Инспектор знал, что здешние края время от времени потряхивает, но переживать подобное лично ему ранее не доводилось. В отчетах, что проходили через его руки, говорилось о крайне редких случаях разрушений, а уж тем более человеческих жертв во время этих землетрясений, но ему все равно стало немного не по себе, когда пол под ногами вдруг начал гулять, словно палуба корабля на хорошей волне.
Тем не менее, Голстейну хватило выдержки, чтобы сохранить трезвость ума и не мчаться в панике к выходу. Тем более в одних трусах. Боевым генералам подобное малодушие не к лицу.
Суматоха за окном довольно скоро улеглась, и он вернулся под одеяло, где еще некоторое время ворочался на комковатом матрасе, гадая, насколько правильно поступил, отклонив приглашение губернатора.
В городской ратуше, помимо всего прочего, имелось более чем достаточно гостевых комнат, что обеспечивали куда больший комфорт, нежели каморка в городской гостинице. Они были и просторней, и светлей, и чище, да и матрасы в тамошних кроватях не походили на мешок со свеклой. Тем не менее, Голстейн предпочел остановиться в стандартном номере.

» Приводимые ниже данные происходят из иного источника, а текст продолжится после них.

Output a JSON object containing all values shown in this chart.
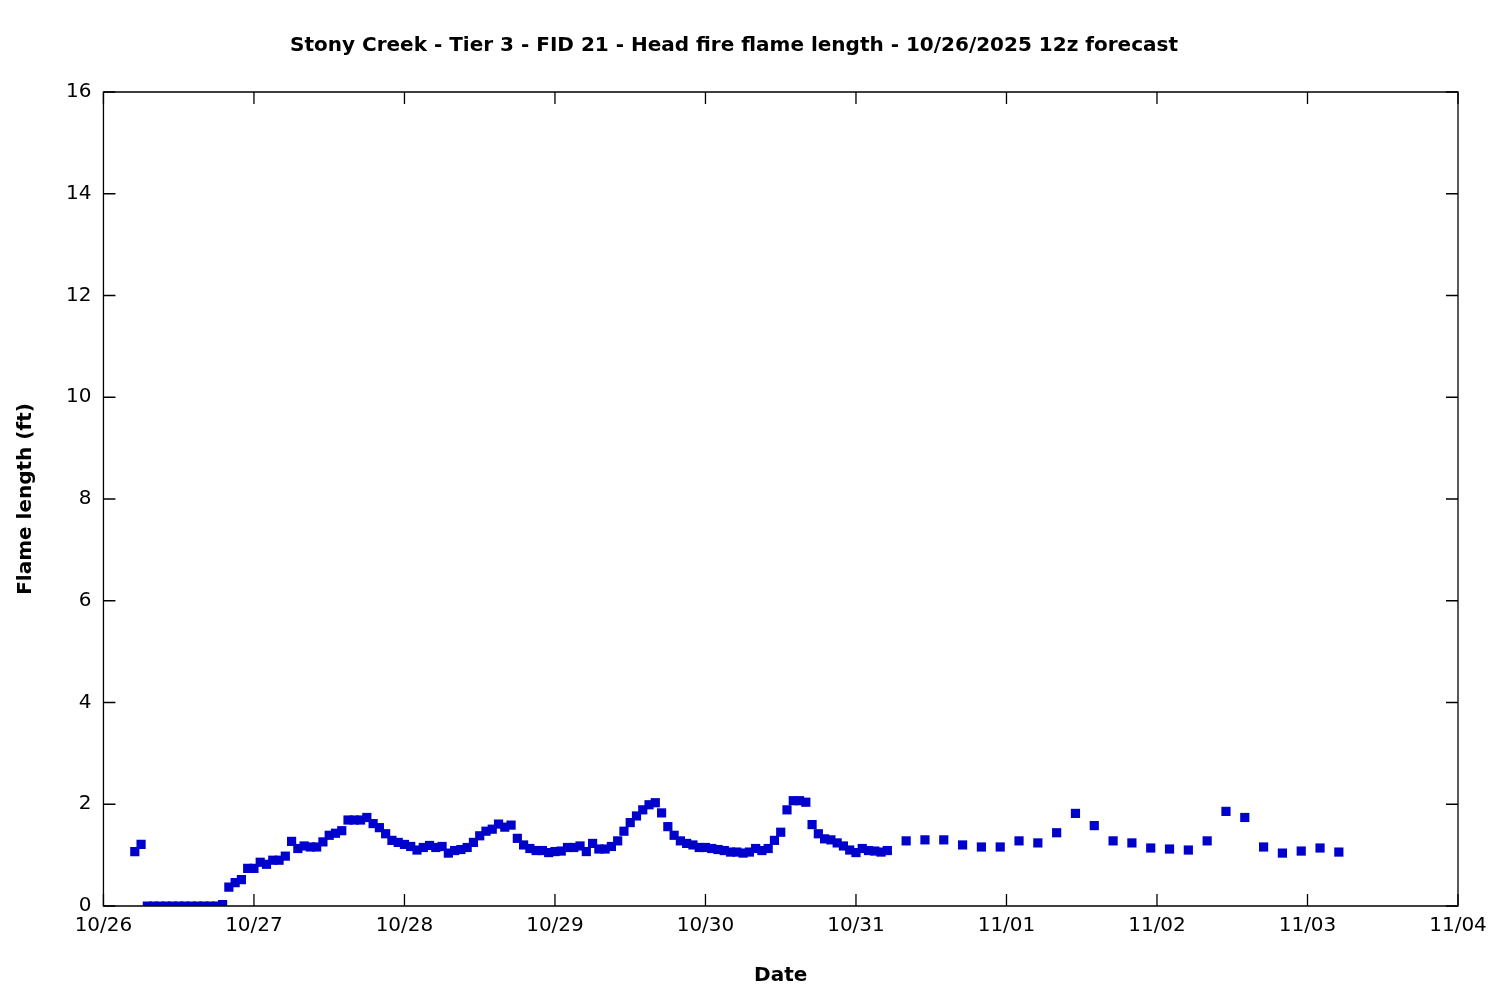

Он хотел ближе пообщаться с местными жителями, прочувствовать их настроения, выведать, что они думают об Империи и Братьях. Хотя Моккейли его и отговаривал, сокрушаясь о том, что слишком близкое общение с некоторыми городскими обитателями вполне может закончиться ножом под ребрами.
Ну, насчет ножа это мы еще посмотрим, а вот с уровнем комфорта дела тут обстояли и в самом деле неважно.
Утром Голстейн проснулся довольно поздно, неторопливо и обстоятельно умылся и, надев легкую рубашку, спустился вниз, в столовую, чтобы позавтракать. Другие постояльцы, основная часть которых прибыла с караваном, уже давно разбежались по своим делам, а потому он оказался единственным посетителем, которого в итоге обслуживал сам хозяин заведения.
Трактирщик держал себя с Инспектором подчеркнуто тактично и вежливо, умудряясь, тем не менее, ясно дать понять, что ведет себя так исключительно в силу служебной необходимости. В его голосе постоянно присутствовала определенная сухость, а тарелка, что он поставил перед Голстейном, ударилась о столешницу заметно громче обычного.
– Приятного аппетита! – буркнул хозяин таким тоном, что фраза прозвучала как пожелание поскорее отравиться и сдохнуть.
– Что не так, уважаемый? – Голстейн вооружился ножом и вилкой, склонившись над поданным блюдом. – Откуда в вас столько желчи?
– А как, по-вашему, я должен относиться к человеку, ответственному за смерть нескольких десятков моих соотечественников? Или, думаете, я не знаю, что вы –
Голстейн, не выпуская вилки, поднял взгляд и некоторое время пристально смотрел на трактирщика, отчего тот вдруг обмяк, съежился, и даже его пышные усы, казалось, безвольно обвисли.
– Вы, как я погляжу, сейчас не особо заняты, – заметил Инспектор и кивнул на табурет по другую сторону стола. – Думаю, у вас найдется для меня пара минут. Присядьте, пожалуйста, будьте так любезны.
Подождав, пока трактирщик перестанет грозно хмурить брови и все же последует его совету, Голстейн заговорил снова.
– Во-первых, я искренне сожалею о гибели ваших близких, – его собеседник вспыхнул и уже собирался выдать ему гневную отповедь, но холодный взгляд генерала заставил его захлопнуть уже открытый, было, рот. – Меня, как человека военного, всегда огорчают
– Они погибли, защищая свою родину от вашей Империи! – прорычал трактирщик, восстановив утраченное самообладание. – Или вы считаете глупостью патриотизм и желание отстоять свою землю от чужаков?!
– Хм, – Голстейн демонстративно неторопливо отправил в рот очередной кусок бифштекса и некоторое время молчал, сосредоточенно его пережевывая. – По моему убежденному мнению, патриот – это тот, кто желает своей земле и своим соотечественникам лучшей, более счастливой доли. Ради такого и жизнь отдать не жалко, по себе знаю. Я прав?
– Именно поэтому никто не вправе указывать, как нам строить свою жизнь, и каким богам молиться! Мы – свободные люди, и хотим сами определять свою судьбу, без чужих советов!